But all available evidence points in the opposite direction. First, Gandhi was literally referencing formal education. Gandhi’s well-documented concern was that modern education is riddled with disconnections that stifle an individual's moral development and fragment the concept of a unified self. From early schooling to higher education, this system widens the divide between intellect and emotion, theory and practice, mental and physical effort, and reason and feeling—effectively detaching thought from experience. As he wrote in Young India (1925), "I would develop in the child his hands, his brain, and his soul. The hands have almost atrophied. The soul has been altogether ignored."
Does anyone think American liberals are particularly concerned with the soul compared to your archetypal conservative?
One of Ryan Holiday’s most useful insights into the stoic philosophy of Marcus Aurelius is that you don’t need to have opinions about everything. We talk about that here as well, drawing on both Aurelius and C.S. Lewis. But my worry remains that Holiday wants his audience to always withhold moral judgments on activities he considers fine and good. He abides by that attitude of “whatever makes you happy” and a libertarian “no one is being harmed” ethos when it comes to lifestyle, but also wants his readers to be civically engaged and activist.
I think we just have sincere disagreements about what constitutes harm or a civic good.
So what are we to do?
Something that I believe has changed in the liberal-conservative dynamic is that young people are increasingly starved for old, reliable, and time-tested ideas and institutions. The radical liberal individualism that bloomed from the 1970s onward has left young people estranged from the past, and it’s why they have no sense of the future they’re supposed to be part of.
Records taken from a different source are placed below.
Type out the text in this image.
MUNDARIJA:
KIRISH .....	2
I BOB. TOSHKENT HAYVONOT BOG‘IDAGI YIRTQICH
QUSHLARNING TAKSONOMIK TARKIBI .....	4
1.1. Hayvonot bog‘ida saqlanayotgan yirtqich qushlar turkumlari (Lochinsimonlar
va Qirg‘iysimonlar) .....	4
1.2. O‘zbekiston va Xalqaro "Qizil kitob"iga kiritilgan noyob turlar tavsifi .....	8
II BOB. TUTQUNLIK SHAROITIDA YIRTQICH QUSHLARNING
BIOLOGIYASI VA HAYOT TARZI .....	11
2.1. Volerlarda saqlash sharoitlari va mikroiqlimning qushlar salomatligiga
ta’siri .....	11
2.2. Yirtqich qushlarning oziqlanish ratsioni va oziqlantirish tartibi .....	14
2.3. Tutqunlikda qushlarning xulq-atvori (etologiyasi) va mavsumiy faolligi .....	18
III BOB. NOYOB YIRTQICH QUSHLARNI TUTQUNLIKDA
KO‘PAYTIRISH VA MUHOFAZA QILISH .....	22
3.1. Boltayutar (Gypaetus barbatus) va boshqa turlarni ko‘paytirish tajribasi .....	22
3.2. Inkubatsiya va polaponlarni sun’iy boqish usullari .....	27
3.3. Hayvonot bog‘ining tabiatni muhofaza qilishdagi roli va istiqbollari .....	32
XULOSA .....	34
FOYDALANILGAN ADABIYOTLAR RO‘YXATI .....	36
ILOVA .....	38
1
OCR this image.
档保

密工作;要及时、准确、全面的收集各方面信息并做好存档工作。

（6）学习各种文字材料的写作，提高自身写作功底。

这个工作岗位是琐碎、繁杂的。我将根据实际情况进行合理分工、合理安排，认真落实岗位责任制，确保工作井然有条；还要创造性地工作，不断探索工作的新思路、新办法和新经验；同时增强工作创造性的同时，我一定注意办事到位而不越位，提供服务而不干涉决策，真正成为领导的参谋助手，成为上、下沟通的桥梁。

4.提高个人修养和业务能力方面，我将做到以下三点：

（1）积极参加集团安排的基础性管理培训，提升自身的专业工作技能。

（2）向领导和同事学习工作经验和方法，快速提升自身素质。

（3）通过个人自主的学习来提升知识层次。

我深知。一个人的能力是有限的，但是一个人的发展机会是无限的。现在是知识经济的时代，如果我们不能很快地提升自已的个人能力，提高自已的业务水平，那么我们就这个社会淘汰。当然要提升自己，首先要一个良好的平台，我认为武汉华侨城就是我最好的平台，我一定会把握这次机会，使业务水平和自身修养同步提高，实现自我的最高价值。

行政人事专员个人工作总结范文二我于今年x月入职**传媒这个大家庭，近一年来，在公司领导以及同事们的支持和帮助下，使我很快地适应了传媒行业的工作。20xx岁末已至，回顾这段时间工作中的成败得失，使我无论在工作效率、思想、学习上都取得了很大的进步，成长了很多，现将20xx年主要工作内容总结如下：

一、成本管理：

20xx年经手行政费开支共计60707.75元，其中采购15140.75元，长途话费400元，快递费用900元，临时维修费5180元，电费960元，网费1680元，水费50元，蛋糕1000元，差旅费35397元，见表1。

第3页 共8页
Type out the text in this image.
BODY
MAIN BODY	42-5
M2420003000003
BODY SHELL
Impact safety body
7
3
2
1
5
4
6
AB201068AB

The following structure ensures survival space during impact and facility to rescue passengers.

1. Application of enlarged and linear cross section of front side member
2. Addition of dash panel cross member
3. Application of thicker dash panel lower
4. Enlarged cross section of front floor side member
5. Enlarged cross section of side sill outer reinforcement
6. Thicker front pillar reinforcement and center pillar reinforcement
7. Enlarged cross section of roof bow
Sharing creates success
In Studio Ghibli’s highly underrated film, From Up On Poppy Hill, children in 1960s post-war Japan are fighting school administrators who want to tear down an old clubhouse on school grounds. After Japanese imperial fascism and World War II, older folks are rapidly trying to wash away the past and create a clean slate. The kids, however, are on the opposite end of this debate.
“Destroy the old and you destroy our memory of the past. Don't you care about the people who lived and died before us? There's no future for people who worship the future and forget the past!” shouts Shun, a young man in From Up On Poppy Hill.

Don’t worship the future and every promise of progress, but be open to its inevitable arrival. Know the past, respect the fences that were built by previous generations, and understand them deeply before you tear them down.
Being conservative does not mean you have no heart, in fact, you might have more heart and soul than the average person. Being liberal does not mean you have no brain, it could be an indicator of just how deeply imaginative you are in seeing what’s possible.
I think this was a good read. Perhaps most interesting is your suggestion that young people are longing for time tested systems for dealing with life’s contemporary problems. I think Holiday provides that with the stoic literature and in a way the medium for providing those things is his independent contribution that goes beyond the teachings of the stoics. The few times he speaks about politics, I think he is conserving the stoic way in light of the Trump movement which takes liberties away from such principles. He has a great video using the stoic principles and the story of Nero and Seneca to help his followers deal with the contemporary problem of Trump’s destructive path. I think that’s pretty profound. My only critique of your article is that I reject the idea that conservatives have a more developed system of caring for their souls than progressives. I just think most of the loudest voices have done little or no soul care, and there are folks on both sides using systems of Christianity and other forms of spirituality to care for their souls. They just aren’t the squeakiest wheels.
Thanks for the good read to start the morning. I’m glad you are in conversation with Holiday’s ideas. Looking forward to more reads.